W sobotę ulicami Rzeszowa przeszedł marsz “O pamięć dla poległych oraz chleb i godność dla dzieci”, którego organizatorem był Narodowy Rzeszów. Maszerując ulicami pod krzyż pod Kościołem Farnym uczestnicy skandowali hasła iście patriotyczne i prospołeczne, m.in.: „A na drzewach zamiast liści będą wisieć komuniści”, „Narodowa Rzeszowszczyzna. Bóg, Honor i Ojczyzna”, „Lepszy martwy niż czerwony”, „A na drzewie obok płota , powiesimy Palikota”, „Raz sierpem, raz młotem czerwoną hołotę” oraz „Popiełuszko – pamiętamy”.

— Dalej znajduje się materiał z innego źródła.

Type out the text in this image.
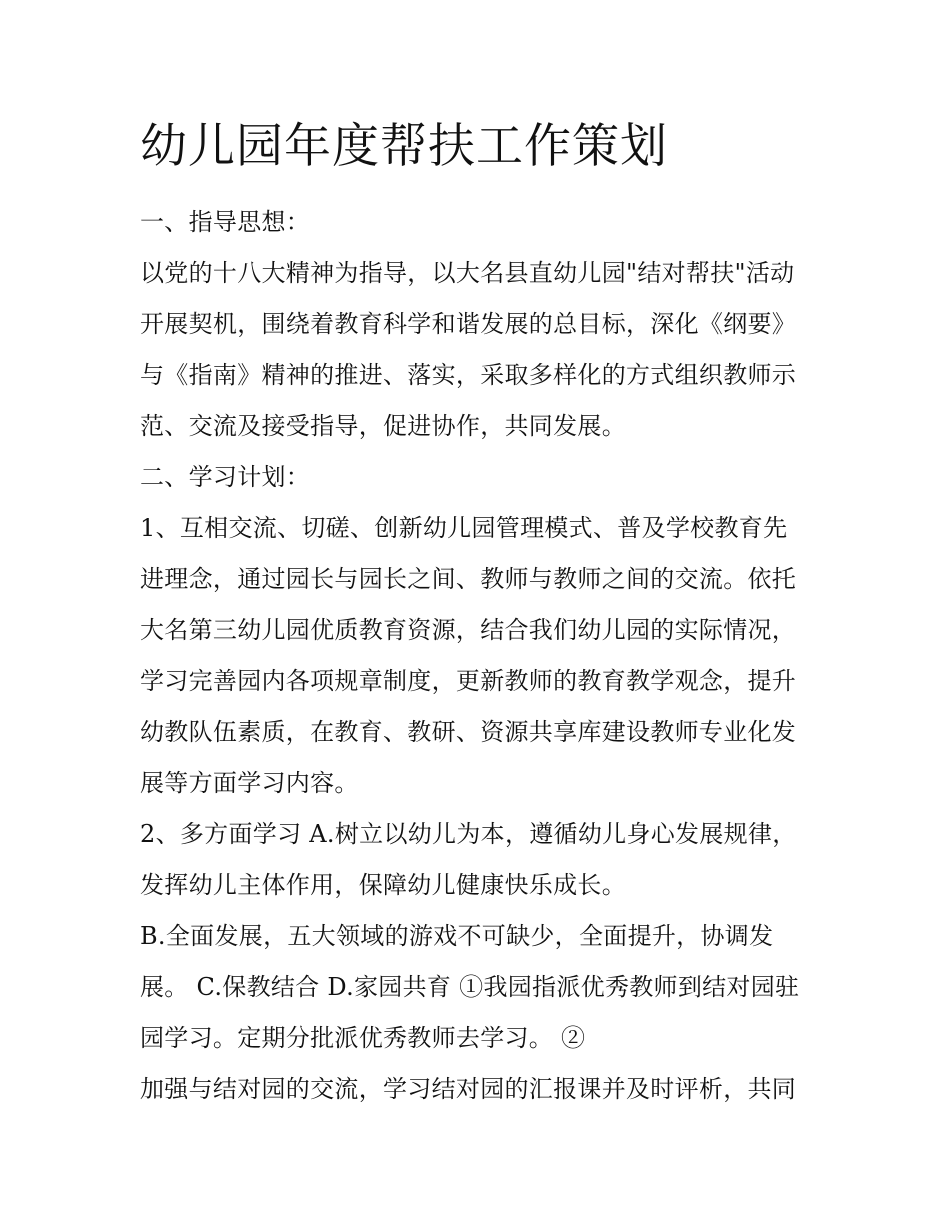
幼儿园年度帮扶工作策划
一、指导思想：
以党的十八大精神为指导，以大名县直幼儿园"结对帮扶"活动
开展契机，围绕着教育科学和谐发展的总目标，深化《纲要》
与《指南》精神的推进、落实，采取多样化的方式组织教师示
范、交流及接受指导，促进协作，共同发展。
二、学习计划：
1、互相交流、切磋、创新幼儿园管理模式、普及学校教育先
进理念，通过园长与园长之间、教师与教师之间的交流。依托
大名第三幼儿园优质教育资源，结合我们幼儿园的实际情况，
学习完善园内各项规章制度，更新教师的教育教学观念，提升
幼教队伍素质，在教育、教研、资源共享库建设教师专业化发
展等方面学习内容。
2、多方面学习 A.树立以幼儿为本，遵循幼儿身心发展规律，
发挥幼儿主体作用，保障幼儿健康快乐成长。
B.全面发展，五大领域的游戏不可缺少，全面提升，协调发
展。 C.保教结合 D.家园共育 ①我园指派优秀教师到结对园驻
园学习。定期分批派优秀教师去学习。 ②
加强与结对园的交流，学习结对园的汇报课并及时评析，共同
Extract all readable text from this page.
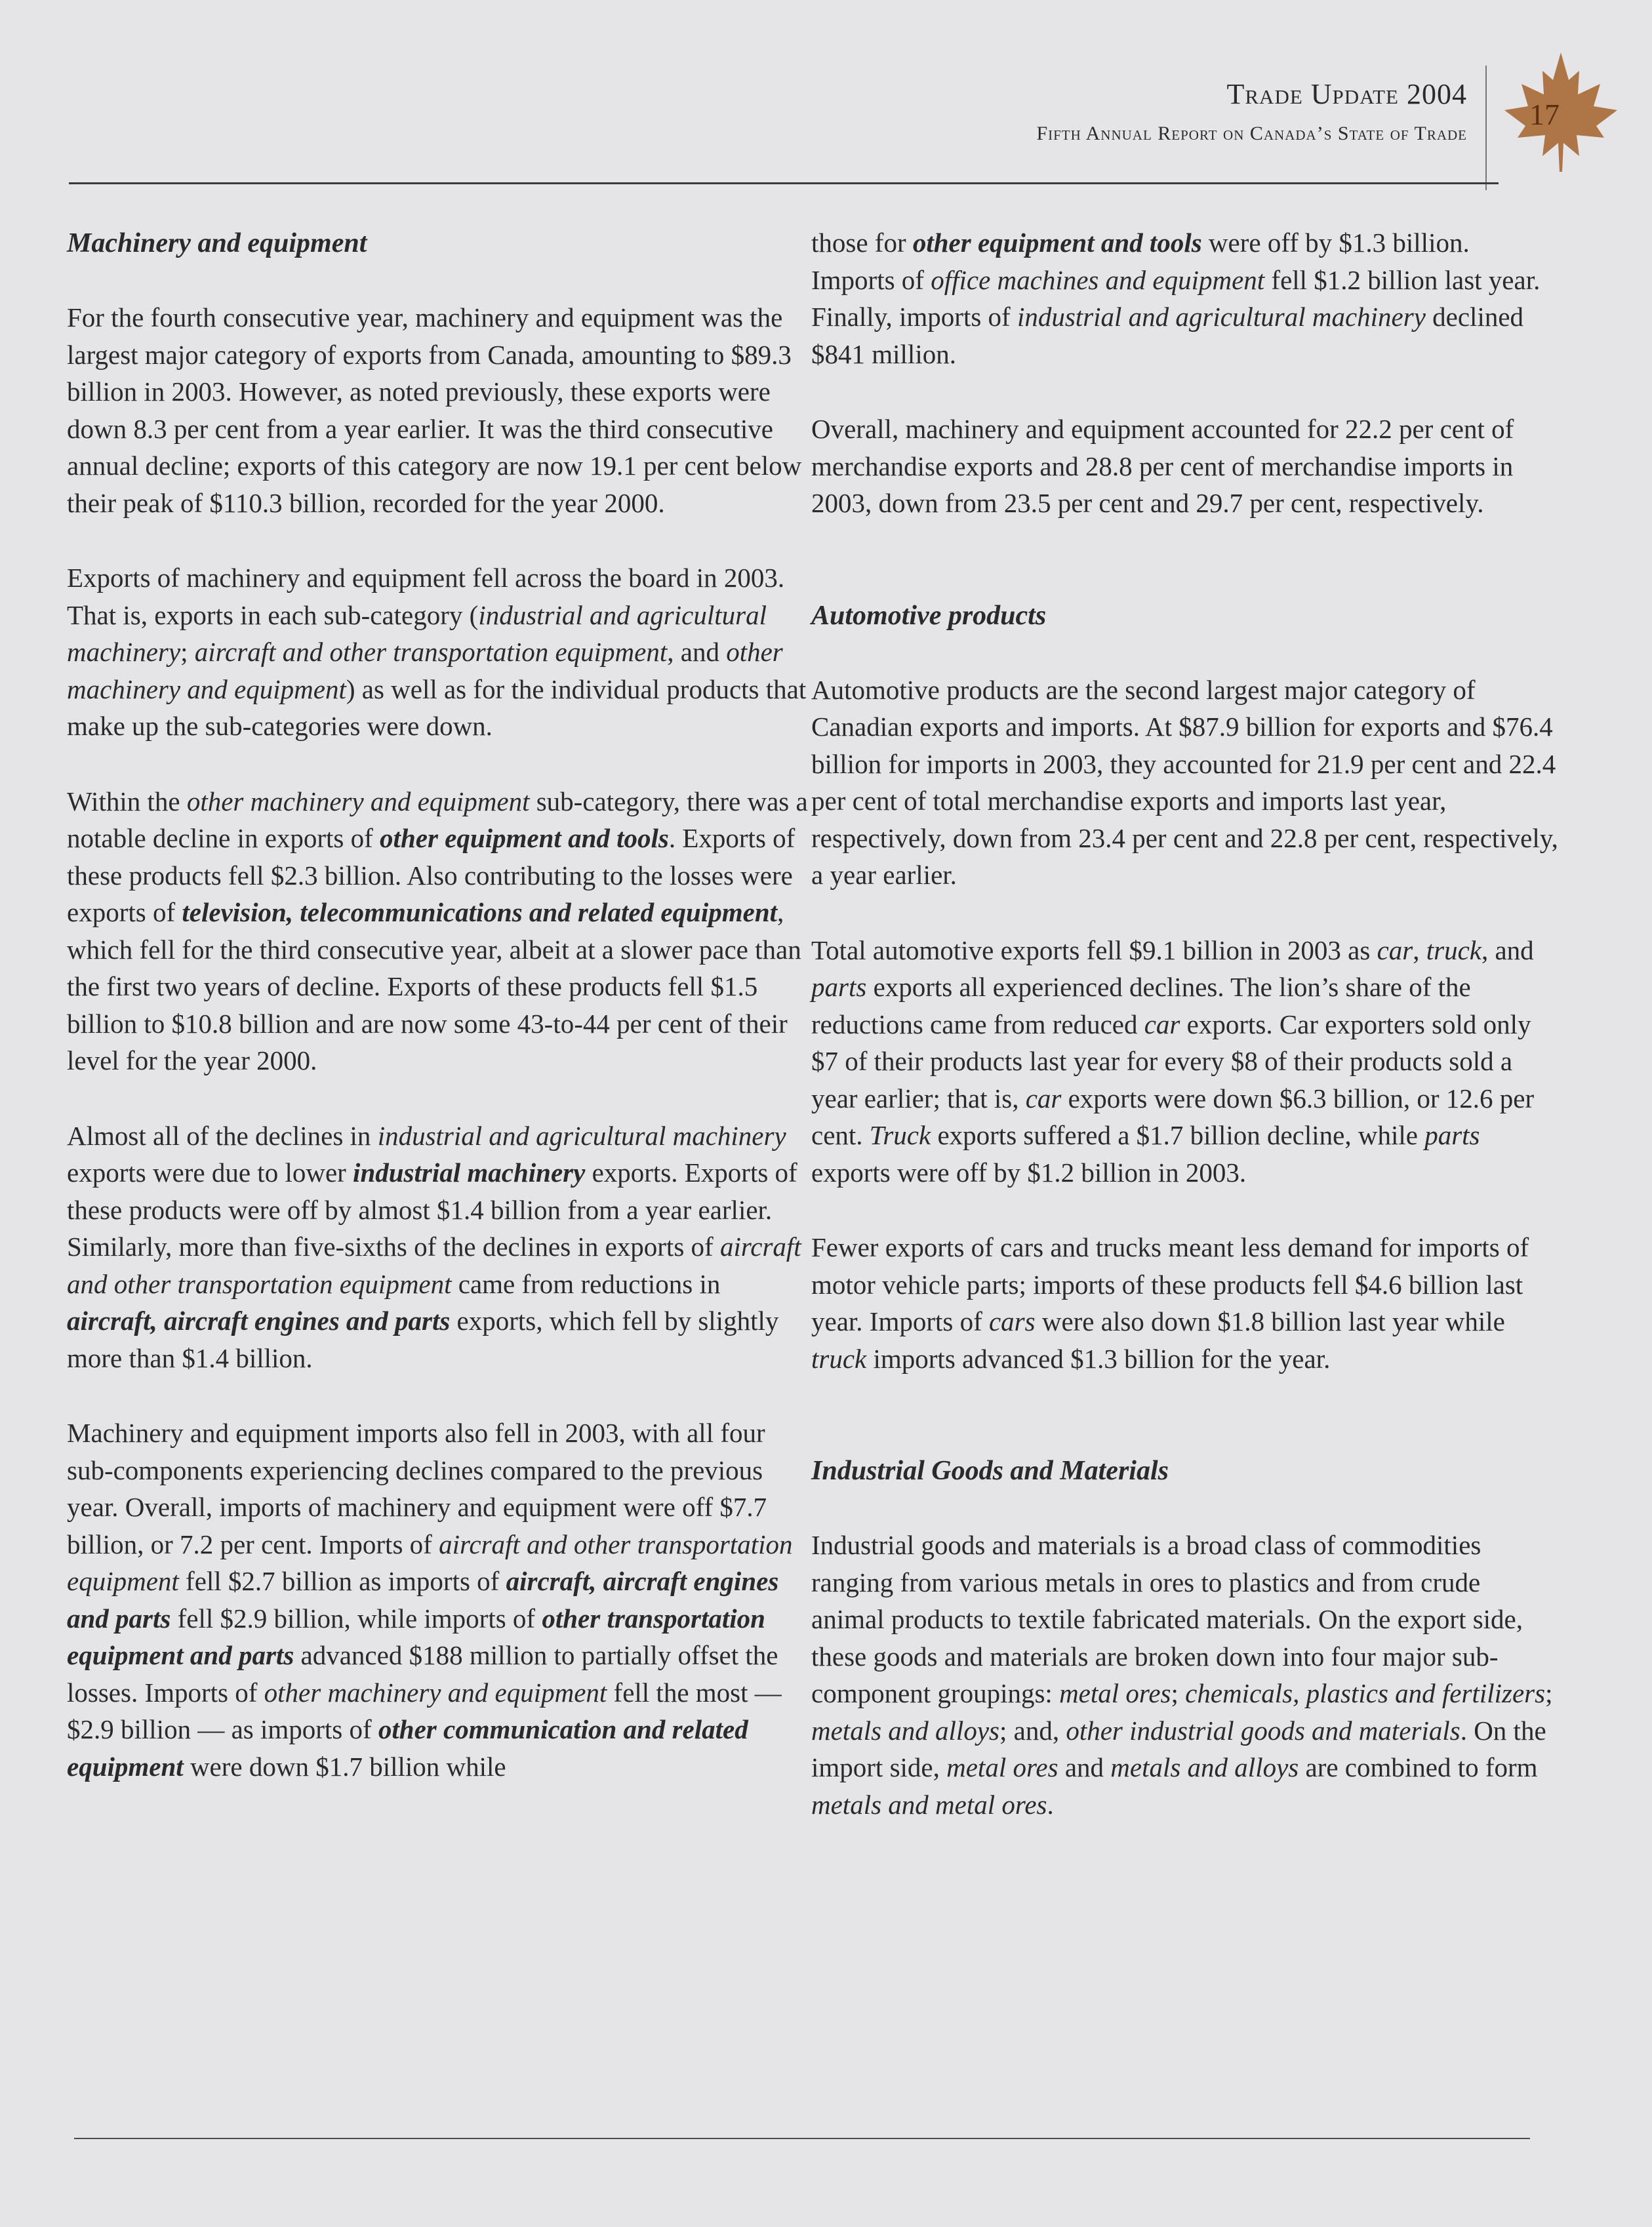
Trade Update 2004
Fifth Annual Report on Canada’s State of Trade
17
Machinery and equipment

For the fourth consecutive year, machinery and equipment was the largest major category of exports from Canada, amounting to $89.3 billion in 2003. However, as noted previously, these exports were down 8.3 per cent from a year earlier. It was the third consecutive annual decline; exports of this category are now 19.1 per cent below their peak of $110.3 billion, recorded for the year 2000.

Exports of machinery and equipment fell across the board in 2003. That is, exports in each sub-category (industrial and agricultural machinery; aircraft and other transportation equipment, and other machinery and equipment) as well as for the individual products that make up the sub-categories were down.

Within the other machinery and equipment sub-category, there was a notable decline in exports of other equipment and tools. Exports of these products fell $2.3 billion. Also contributing to the losses were exports of television, telecommunications and related equipment, which fell for the third consecutive year, albeit at a slower pace than the first two years of decline. Exports of these products fell $1.5 billion to $10.8 billion and are now some 43-to-44 per cent of their level for the year 2000.

Almost all of the declines in industrial and agricultural machinery exports were due to lower industrial machinery exports. Exports of these products were off by almost $1.4 billion from a year earlier. Similarly, more than five-sixths of the declines in exports of aircraft and other transportation equipment came from reductions in aircraft, aircraft engines and parts exports, which fell by slightly more than $1.4 billion.

Machinery and equipment imports also fell in 2003, with all four sub-components experiencing declines compared to the previous year. Overall, imports of machinery and equipment were off $7.7 billion, or 7.2 per cent. Imports of aircraft and other transportation equipment fell $2.7 billion as imports of aircraft, aircraft engines and parts fell $2.9 billion, while imports of other transportation equipment and parts advanced $188 million to partially offset the losses. Imports of other machinery and equipment fell the most — $2.9 billion — as imports of other communication and related equipment were down $1.7 billion while

those for other equipment and tools were off by $1.3 billion. Imports of office machines and equipment fell $1.2 billion last year. Finally, imports of industrial and agricultural machinery declined $841 million.

Overall, machinery and equipment accounted for 22.2 per cent of merchandise exports and 28.8 per cent of merchandise imports in 2003, down from 23.5 per cent and 29.7 per cent, respectively.

Automotive products

Automotive products are the second largest major category of Canadian exports and imports. At $87.9 billion for exports and $76.4 billion for imports in 2003, they accounted for 21.9 per cent and 22.4 per cent of total merchandise exports and imports last year, respectively, down from 23.4 per cent and 22.8 per cent, respectively, a year earlier.

Total automotive exports fell $9.1 billion in 2003 as car, truck, and parts exports all experienced declines. The lion’s share of the reductions came from reduced car exports. Car exporters sold only $7 of their products last year for every $8 of their products sold a year earlier; that is, car exports were down $6.3 billion, or 12.6 per cent. Truck exports suffered a $1.7 billion decline, while parts exports were off by $1.2 billion in 2003.

Fewer exports of cars and trucks meant less demand for imports of motor vehicle parts; imports of these products fell $4.6 billion last year. Imports of cars were also down $1.8 billion last year while truck imports advanced $1.3 billion for the year.

Industrial Goods and Materials

Industrial goods and materials is a broad class of commodities ranging from various metals in ores to plastics and from crude animal products to textile fabricated materials. On the export side, these goods and materials are broken down into four major sub-component groupings: metal ores; chemicals, plastics and fertilizers; metals and alloys; and, other industrial goods and materials. On the import side, metal ores and metals and alloys are combined to form metals and metal ores.
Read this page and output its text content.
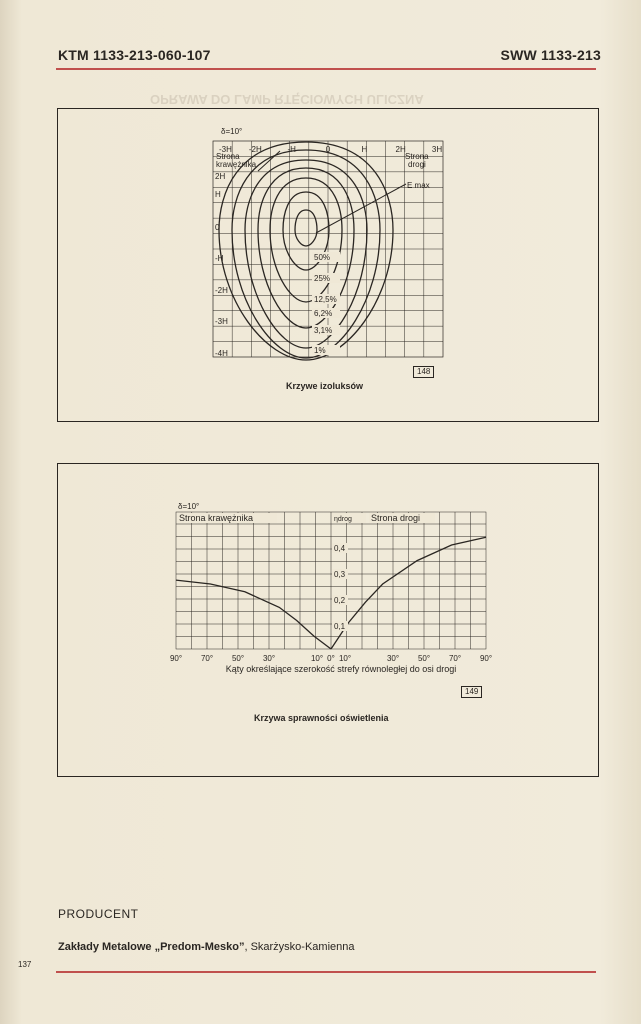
OPRAWA DO LAMP RTĘCIOWYCH ULICZNA
KTM 1133-213-060-107	SWW 1133-213
-3H -2H	-H	0	H	2H	3H
2H
H
0
-H
-2H
-3H
-4H
δ=10°
Strona
krawężnika
Strona
drogi
E max
50%
25%
12,5%
6,2%
3,1%
1%
148
Krzywe izoluksów
δ=10°
Strona krawężnika	Strona drogi
ηdrog
0,4
0,3
0,2
0,1
90° 70° 50° 30°	10° 0° 10°	30° 50° 70° 90°
Kąty określające szerokość strefy równoległej do osi drogi
149
Krzywa sprawności oświetlenia
PRODUCENT
Zakłady Metalowe „Predom-Mesko”, Skarżysko-Kamienna
137
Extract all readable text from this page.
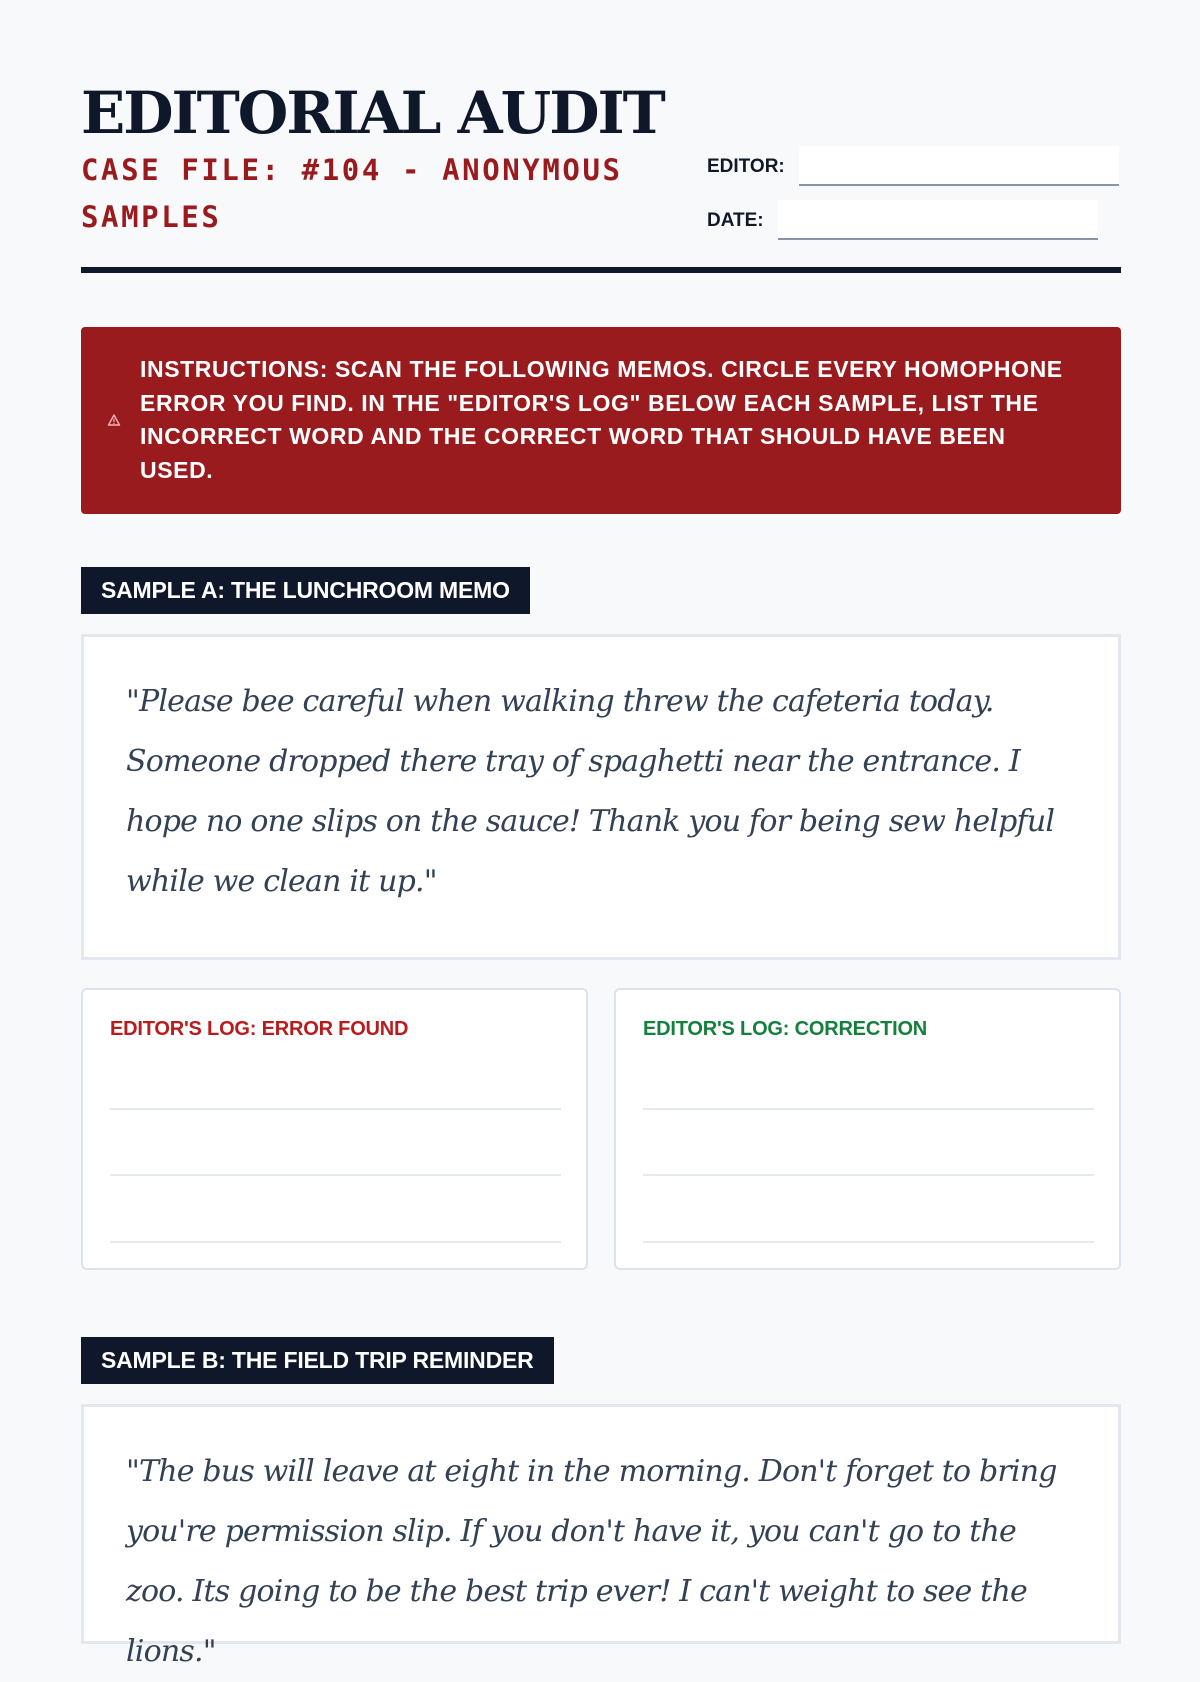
EDITORIAL AUDIT
CASE FILE: #104 - ANONYMOUS SAMPLES
EDITOR:
DATE:
INSTRUCTIONS: SCAN THE FOLLOWING MEMOS. CIRCLE EVERY HOMOPHONE ERROR YOU FIND. IN THE "EDITOR'S LOG" BELOW EACH SAMPLE, LIST THE INCORRECT WORD AND THE CORRECT WORD THAT SHOULD HAVE BEEN USED.
SAMPLE A: THE LUNCHROOM MEMO

"Please bee careful when walking threw the cafeteria today. Someone dropped there tray of spaghetti near the entrance. I hope no one slips on the sauce! Thank you for being sew helpful while we clean it up."

EDITOR'S LOG: ERROR FOUND	EDITOR'S LOG: CORRECTION
SAMPLE B: THE FIELD TRIP REMINDER

"The bus will leave at eight in the morning. Don't forget to bring you're permission slip. If you don't have it, you can't go to the zoo. Its going to be the best trip ever! I can't weight to see the lions."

Marsz objęła patronatem rzeszowska Solidarność, której szefem jest… przewodniczący sejmiku województwa podkarpackiego. Marszałek tego samego województwa patronuje natomiast przemyskiemu Marszowi Orląt Przemyskich i Lwowskich, w którym zgodnie szli m.in. kibice przemyskich klubów piłkarskich wykrzykując: „Idzie nowe pokolenie, niesie Polsce odrodzenie”, „Przemyśl zawsze Polski”. Marsz odbywał się w atmosferze palących się pochodni i dźwięku bijących dzwonów przemyskich kościołów. Miały budzić wśród młodzieży ducha patriotyzmu i dumy narodowej, tak często dzisiaj deptanej – mówił po marszu jeden z organizatorów.

Dla mnie dzwony biły raczej na alarm, bo już najwyższy czas, aby zareagować na te demonstracje!